LOUISVILLE, Ky. — Work smarter, not harder, right? Many times that is easier said than done, but a quick visit to Water Repair in Pre-Delivery shows that is the practice, not the exception.
At Kentucky Truck Plant (KTP), you will find Sam Fleming, a 37 year Ford employee, who has worked at both Louisville plants. Fleming’s work centers on finding any sources of water leaks and repairing them, moving the vehicles out as quickly as possible while also ensuring quality.
Years ago, Fleming first developed a tool that tests door locks, a tool that is still in use today at KTP.
With a previous engine model, Fleming found a power steering failure due to the line not being seated correctly. To correct the issue with the line, the entire front end of the vehicle had to be dismantled, which was a 4 hour process.
“Moving vehicles is so important to everyone here,” said Fleming. “I just created a tool that helped me do that quicker.”
Fleming’s solution was a custom molded metal tool that allowed him to reach down, pull the power steering line up and seat it correctly.
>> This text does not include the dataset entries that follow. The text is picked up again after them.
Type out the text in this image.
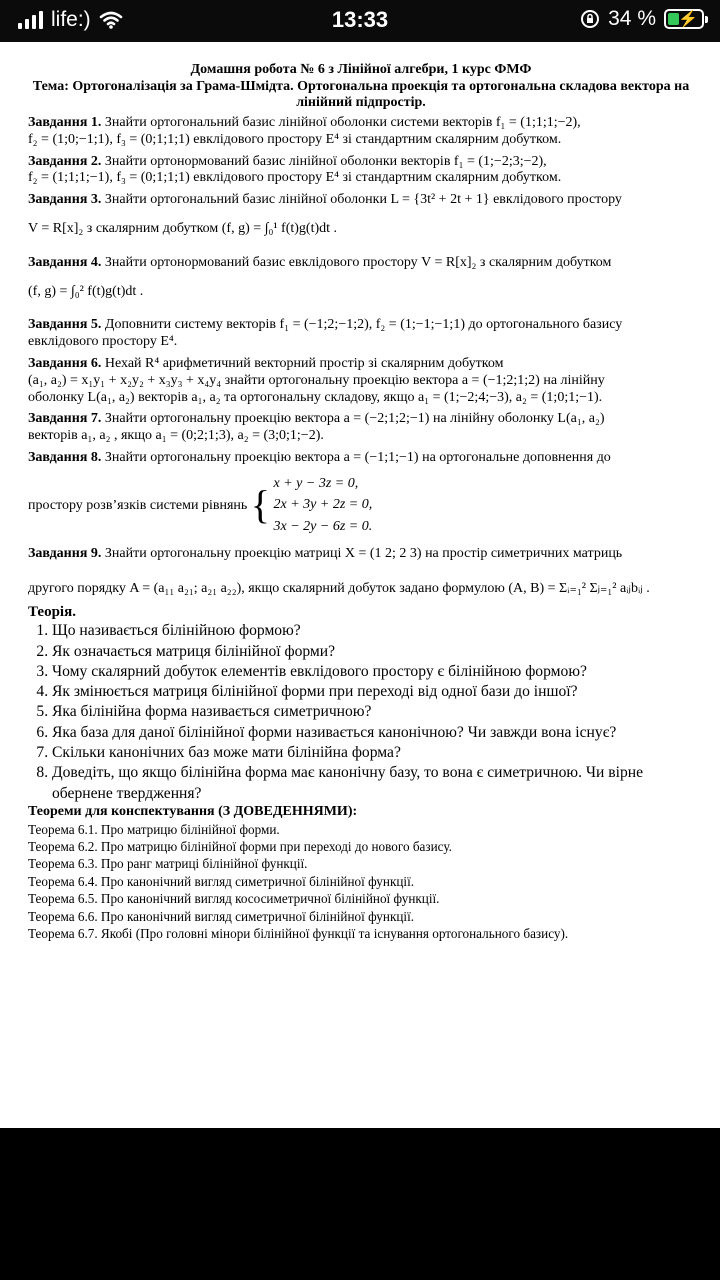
life:)	13:33	34 % ⚡

Домашня робота № 6 з Лінійної алгебри, 1 курс ФМФ

Тема: Ортогоналізація за Грама-Шмідта. Ортогональна проекція та ортогональна складова вектора на лінійний підпростір.

Завдання 1. Знайти ортогональний базис лінійної оболонки системи векторів f₁ = (1;1;1;−2),
f₂ = (1;0;−1;1), f₃ = (0;1;1;1) евклідового простору E⁴ зі стандартним скалярним добутком.
Завдання 2. Знайти ортонормований базис лінійної оболонки векторів f₁ = (1;−2;3;−2),
f₂ = (1;1;1;−1), f₃ = (0;1;1;1) евклідового простору E⁴ зі стандартним скалярним добутком.
Завдання 3. Знайти ортогональний базис лінійної оболонки L = {3t² + 2t + 1} евклідового простору
V = R[x]₂ з скалярним добутком (f, g) = ∫₀¹ f(t)g(t)dt .
Завдання 4. Знайти ортонормований базис евклідового простору V = R[x]₂ з скалярним добутком
(f, g) = ∫₀² f(t)g(t)dt .
Завдання 5. Доповнити систему векторів f₁ = (−1;2;−1;2), f₂ = (1;−1;−1;1) до ортогонального базису
евклідового простору E⁴.
Завдання 6. Нехай R⁴ арифметичний векторний простір зі скалярним добутком
(a₁, a₂) = x₁y₁ + x₂y₂ + x₃y₃ + x₄y₄ знайти ортогональну проекцію вектора a = (−1;2;1;2) на лінійну
оболонку L(a₁, a₂) векторів a₁, a₂ та ортогональну складову, якщо a₁ = (1;−2;4;−3), a₂ = (1;0;1;−1).
Завдання 7. Знайти ортогональну проекцію вектора a = (−2;1;2;−1) на лінійну оболонку L(a₁, a₂)
векторів a₁, a₂ , якщо a₁ = (0;2;1;3), a₂ = (3;0;1;−2).
Завдання 8. Знайти ортогональну проекцію вектора a = (−1;1;−1) на ортогональне доповнення до
простору розв’язків системи рівнянь { x + y − 3z = 0,
2x + 3y + 2z = 0,
3x − 2y − 6z = 0.
Завдання 9. Знайти ортогональну проекцію матриці X = (1 2; 2 3) на простір симетричних матриць
другого порядку A = (a₁₁ a₂₁; a₂₁ a₂₂), якщо скалярний добуток задано формулою (A, B) = Σᵢ₌₁² Σⱼ₌₁² aᵢⱼbᵢⱼ .
Теорія.
1. Що називається білінійною формою?
2. Як означається матриця білінійної форми?
3. Чому скалярний добуток елементів евклідового простору є білінійною формою?
4. Як змінюється матриця білінійної форми при переході від одної бази до іншої?
5. Яка білінійна форма називається симетричною?
6. Яка база для даної білінійної форми називається канонічною? Чи завжди вона існує?
7. Скільки канонічних баз може мати білінійна форма?
8. Доведіть, що якщо білінійна форма має канонічну базу, то вона є симетричною. Чи вірне обернене твердження?
Теореми для конспектування (З ДОВЕДЕННЯМИ):
Теорема 6.1. Про матрицю білінійної форми.
Теорема 6.2. Про матрицю білінійної форми при переході до нового базису.
Теорема 6.3. Про ранг матриці білінійної функції.
Теорема 6.4. Про канонічний вигляд симетричної білінійної функції.
Теорема 6.5. Про канонічний вигляд кососиметричної білінійної функції.
Теорема 6.6. Про канонічний вигляд симетричної білінійної функції.
Теорема 6.7. Якобі (Про головні мінори білінійної функції та існування ортогонального базису).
Now working in Water Repair, Fleming is applying his knowledge of truck building, his time at Ford, and his creativity to create tools that allow him to do his job better and faster.
Most recently, Fleming encountered an issue with a rear window leak in the Expedition and Navigator units. The repair of the leak previously required disassembling the window and removing it. Fleming created a clamping tool where he could easily slide it under the headliner, properly seal the glass flush against the frame, and the leak was repaired all without any damage to the headliner or glass. The process to repair this leak prior to Fleming creating the tool, was estimated to take approximately 3 hours, but has now been reduced to seconds.
With regards to the Super Duty trucks, Fleming would occasionally run into an issue with the air extractors and the rubber seal around them. Should the rubber seal not seat properly, it would cause a water leak in the vehicle interior and to repair this, the entire bed of the truck would have to be removed. More times than not, the air extractor would also be replaced entirely. Realizing how the air extractors were installed, Fleming created a tool that would allow him to apply heat to the extractor which would seat it correctly against the back of the cab, fixing the water leak. A repair process that previously required 20 – 30 minutes was reduced to seconds. And as with the previous issue, no parts were damaged, and in many cases, the original part was still able to be used.
Fleming has more tricks up his sleeve, including several tools that he has modified and used to help him through the course of the day to do his job faster and most importantly, not damage any of the vehicles.
All of the tools that Fleming created were a direct result of the constant troubleshooting and problem solving work he handles on a daily basis. Under his own initiative and creativity, Fleming developed these tools at his home on his personal time, testing them and improving them until they were ready to be implemented into his daily routine.
Having such a positive impact on areas such as cost, quality, and delivery, it was this constant innovation and creativity which resulted in Fleming’s recognition in the July Vehicle Quality Review (VQR) by John Savona, Director of Manufacturing.
The issues that Fleming runs into are constantly documented and evaluated, so that the process can be reviewed and improved, resulting in a higher quality product.
“I just really enjoy fixing the issues I run into as quickly as possible,” said Fleming. “I love what I do!”